Images were imported into MATLAB R2020b as multidimensional tiff stacks and processed as volume data using a custom script designed to store all results in a data structure for user review. Otsu’s method was used instead of manual thresholding due to different levels of background signals across samples (83). Three-dimensional (3D) binary masks were created to extract Syto9 and PI foreground signals from background (83). The total volume for each of the two channels was quantified as the summation of voxels identified above the threshold per channel. The total number of voxels was converted to total volume (1 voxel = 0.0367 μm3) using the metadata. Selected volumes were reconstructed in Nikon Elements Advanced Research software using thresholds determined by Otsu’s method (from the MATLAB script) to provide a color-coded quantitative volume display based on depth in micrometers.

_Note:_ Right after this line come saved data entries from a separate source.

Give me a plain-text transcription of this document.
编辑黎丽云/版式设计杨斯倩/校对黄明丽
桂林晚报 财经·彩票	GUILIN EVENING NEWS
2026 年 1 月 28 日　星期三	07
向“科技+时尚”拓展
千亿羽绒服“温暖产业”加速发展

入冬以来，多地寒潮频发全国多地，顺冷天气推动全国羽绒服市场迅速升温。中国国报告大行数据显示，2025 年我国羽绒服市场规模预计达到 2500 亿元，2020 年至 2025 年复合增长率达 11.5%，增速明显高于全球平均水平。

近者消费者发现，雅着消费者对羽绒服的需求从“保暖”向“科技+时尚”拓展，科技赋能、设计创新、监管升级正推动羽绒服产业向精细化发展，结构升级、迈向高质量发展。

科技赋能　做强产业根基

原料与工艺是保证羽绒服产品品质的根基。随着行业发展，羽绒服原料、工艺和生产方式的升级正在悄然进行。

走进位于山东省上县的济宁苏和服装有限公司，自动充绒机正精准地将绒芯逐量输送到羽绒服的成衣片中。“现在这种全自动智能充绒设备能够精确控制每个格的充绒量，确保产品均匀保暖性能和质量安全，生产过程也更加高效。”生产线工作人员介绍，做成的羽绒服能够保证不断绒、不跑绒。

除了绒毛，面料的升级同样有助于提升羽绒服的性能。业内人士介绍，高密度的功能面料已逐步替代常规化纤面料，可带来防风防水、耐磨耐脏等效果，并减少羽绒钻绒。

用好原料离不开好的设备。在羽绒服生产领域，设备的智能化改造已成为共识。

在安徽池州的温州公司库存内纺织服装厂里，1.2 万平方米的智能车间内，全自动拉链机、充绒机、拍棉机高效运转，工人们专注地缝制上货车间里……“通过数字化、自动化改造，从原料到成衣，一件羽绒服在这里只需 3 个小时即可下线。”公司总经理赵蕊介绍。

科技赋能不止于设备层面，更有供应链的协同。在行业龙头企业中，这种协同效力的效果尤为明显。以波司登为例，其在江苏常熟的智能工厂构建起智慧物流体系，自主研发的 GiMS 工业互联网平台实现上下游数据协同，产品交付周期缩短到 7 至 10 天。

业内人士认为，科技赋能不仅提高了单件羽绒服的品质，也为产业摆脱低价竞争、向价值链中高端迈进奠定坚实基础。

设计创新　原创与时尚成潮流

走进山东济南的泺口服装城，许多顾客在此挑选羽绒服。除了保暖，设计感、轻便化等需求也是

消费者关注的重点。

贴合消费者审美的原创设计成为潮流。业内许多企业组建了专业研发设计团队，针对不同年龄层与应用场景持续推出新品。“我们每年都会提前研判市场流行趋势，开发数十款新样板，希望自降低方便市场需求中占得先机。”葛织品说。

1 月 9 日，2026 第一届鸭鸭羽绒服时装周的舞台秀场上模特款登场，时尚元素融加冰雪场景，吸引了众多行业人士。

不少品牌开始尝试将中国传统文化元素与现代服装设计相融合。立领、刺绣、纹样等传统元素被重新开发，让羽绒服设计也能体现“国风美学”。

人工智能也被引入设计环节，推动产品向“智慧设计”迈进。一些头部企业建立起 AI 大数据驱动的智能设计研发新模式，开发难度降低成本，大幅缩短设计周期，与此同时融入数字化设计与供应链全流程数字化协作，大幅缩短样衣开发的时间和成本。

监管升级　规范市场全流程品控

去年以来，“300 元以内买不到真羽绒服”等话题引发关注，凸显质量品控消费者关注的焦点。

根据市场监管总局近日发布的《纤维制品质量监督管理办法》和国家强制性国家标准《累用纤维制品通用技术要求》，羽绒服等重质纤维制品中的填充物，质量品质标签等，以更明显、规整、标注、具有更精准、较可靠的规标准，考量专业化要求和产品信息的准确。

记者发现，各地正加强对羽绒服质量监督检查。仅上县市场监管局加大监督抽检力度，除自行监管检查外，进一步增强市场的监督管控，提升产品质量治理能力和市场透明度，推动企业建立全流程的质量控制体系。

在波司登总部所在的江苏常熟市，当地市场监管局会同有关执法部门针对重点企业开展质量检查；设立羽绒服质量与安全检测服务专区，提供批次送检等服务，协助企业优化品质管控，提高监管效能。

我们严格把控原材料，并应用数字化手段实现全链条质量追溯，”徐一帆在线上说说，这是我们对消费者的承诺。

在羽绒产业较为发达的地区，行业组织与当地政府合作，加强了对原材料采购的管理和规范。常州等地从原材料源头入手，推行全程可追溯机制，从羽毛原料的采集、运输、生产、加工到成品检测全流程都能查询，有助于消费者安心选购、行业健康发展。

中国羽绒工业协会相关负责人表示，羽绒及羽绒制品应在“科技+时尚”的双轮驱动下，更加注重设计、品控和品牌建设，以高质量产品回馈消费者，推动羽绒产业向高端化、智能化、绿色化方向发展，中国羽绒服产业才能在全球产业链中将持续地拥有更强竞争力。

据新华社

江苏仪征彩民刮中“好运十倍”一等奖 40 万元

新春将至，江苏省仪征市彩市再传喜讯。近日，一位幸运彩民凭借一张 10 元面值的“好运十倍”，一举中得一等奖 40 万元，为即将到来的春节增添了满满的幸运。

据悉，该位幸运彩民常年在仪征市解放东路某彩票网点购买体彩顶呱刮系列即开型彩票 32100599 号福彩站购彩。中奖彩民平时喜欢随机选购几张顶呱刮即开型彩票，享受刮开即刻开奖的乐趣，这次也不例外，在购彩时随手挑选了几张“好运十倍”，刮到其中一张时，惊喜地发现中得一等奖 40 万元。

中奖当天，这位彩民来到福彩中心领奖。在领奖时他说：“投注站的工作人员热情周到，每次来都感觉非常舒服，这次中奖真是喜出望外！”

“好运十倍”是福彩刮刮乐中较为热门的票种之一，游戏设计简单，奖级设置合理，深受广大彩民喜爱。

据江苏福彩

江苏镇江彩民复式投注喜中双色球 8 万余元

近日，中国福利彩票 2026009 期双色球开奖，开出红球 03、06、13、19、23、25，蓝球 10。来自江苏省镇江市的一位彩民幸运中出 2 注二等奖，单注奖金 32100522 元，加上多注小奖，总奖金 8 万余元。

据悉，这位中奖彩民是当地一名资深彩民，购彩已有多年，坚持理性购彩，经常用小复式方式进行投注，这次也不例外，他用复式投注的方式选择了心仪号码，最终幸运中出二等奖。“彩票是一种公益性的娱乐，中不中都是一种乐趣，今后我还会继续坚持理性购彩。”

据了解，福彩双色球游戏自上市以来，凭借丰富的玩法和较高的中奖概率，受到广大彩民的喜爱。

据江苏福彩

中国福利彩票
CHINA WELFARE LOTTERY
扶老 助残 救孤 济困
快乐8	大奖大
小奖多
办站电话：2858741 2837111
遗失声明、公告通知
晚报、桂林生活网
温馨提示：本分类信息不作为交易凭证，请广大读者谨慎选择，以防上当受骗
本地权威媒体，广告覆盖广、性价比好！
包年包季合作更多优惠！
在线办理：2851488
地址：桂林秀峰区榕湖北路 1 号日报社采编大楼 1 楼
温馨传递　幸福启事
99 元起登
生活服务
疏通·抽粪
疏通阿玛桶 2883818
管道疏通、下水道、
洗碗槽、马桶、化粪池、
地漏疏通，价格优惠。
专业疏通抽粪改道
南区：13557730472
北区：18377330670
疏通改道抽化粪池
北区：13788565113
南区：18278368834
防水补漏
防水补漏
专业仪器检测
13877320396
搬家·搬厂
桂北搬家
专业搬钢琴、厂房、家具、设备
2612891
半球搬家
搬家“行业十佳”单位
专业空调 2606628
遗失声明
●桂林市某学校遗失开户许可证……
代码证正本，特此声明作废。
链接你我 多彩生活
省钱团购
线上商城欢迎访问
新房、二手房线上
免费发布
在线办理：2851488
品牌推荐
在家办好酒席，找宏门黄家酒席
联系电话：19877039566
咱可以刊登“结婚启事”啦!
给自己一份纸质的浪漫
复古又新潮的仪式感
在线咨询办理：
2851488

Intracellular infection assays.

RAW 264.7 (TIB-71) macrophages (5 × 104 macrophages in 100 μl of complete DMEM) were seeded in 96-well tissue culture plates (Greiner; 655180) and were incubated at 37°C with 5% CO2. For experiments performed with HeLa cells (ATCC CCL-2), 1 × 104 cells were seeded. S. aureus USA300 was grown overnight in TSB, subcultured to an OD600 of 0.4 in TSB, regrown to an OD600 of 0.6, and diluted to a final concentration of 5 × 105 CFU/ml in complete DMEM. Twenty-four hours after seeding, 50 μl of bacterial culture was added to each cell culture well, an approximate multiplicity of infection (MOI) of 0.5 bacterium to one cell for RAW 264.7 cells and 2.5 bacteria to one HeLa cell. Plates were centrifuged at 500 × g for 2 min to synchronize the infection. Thirty or 45 min (for RAW 264.7 or HeLa cells, respectively) after bacterial addition, wells were washed once with PBS, DMEM containing 100 μg/ml gentamicin (Sigma-Aldrich) was added, and cells were incubated for 90 min. Wells were washed twice with PBS. Complete DMEM was added to the wells, followed by 1 μl of JD1, vancomycin, or vehicle control to the stated final concentration. The highest concentration of JD1 tested was 20 μM, because higher concentrations were toxic to cells (30). IC50s and 95% confidence intervals were determined using a variable slope nonlinear regression in GraphPad Prism.

Data availability.

MATLAB scripts are freely available via the MATLAB file exchange and GitHub (J.L.J.Q.).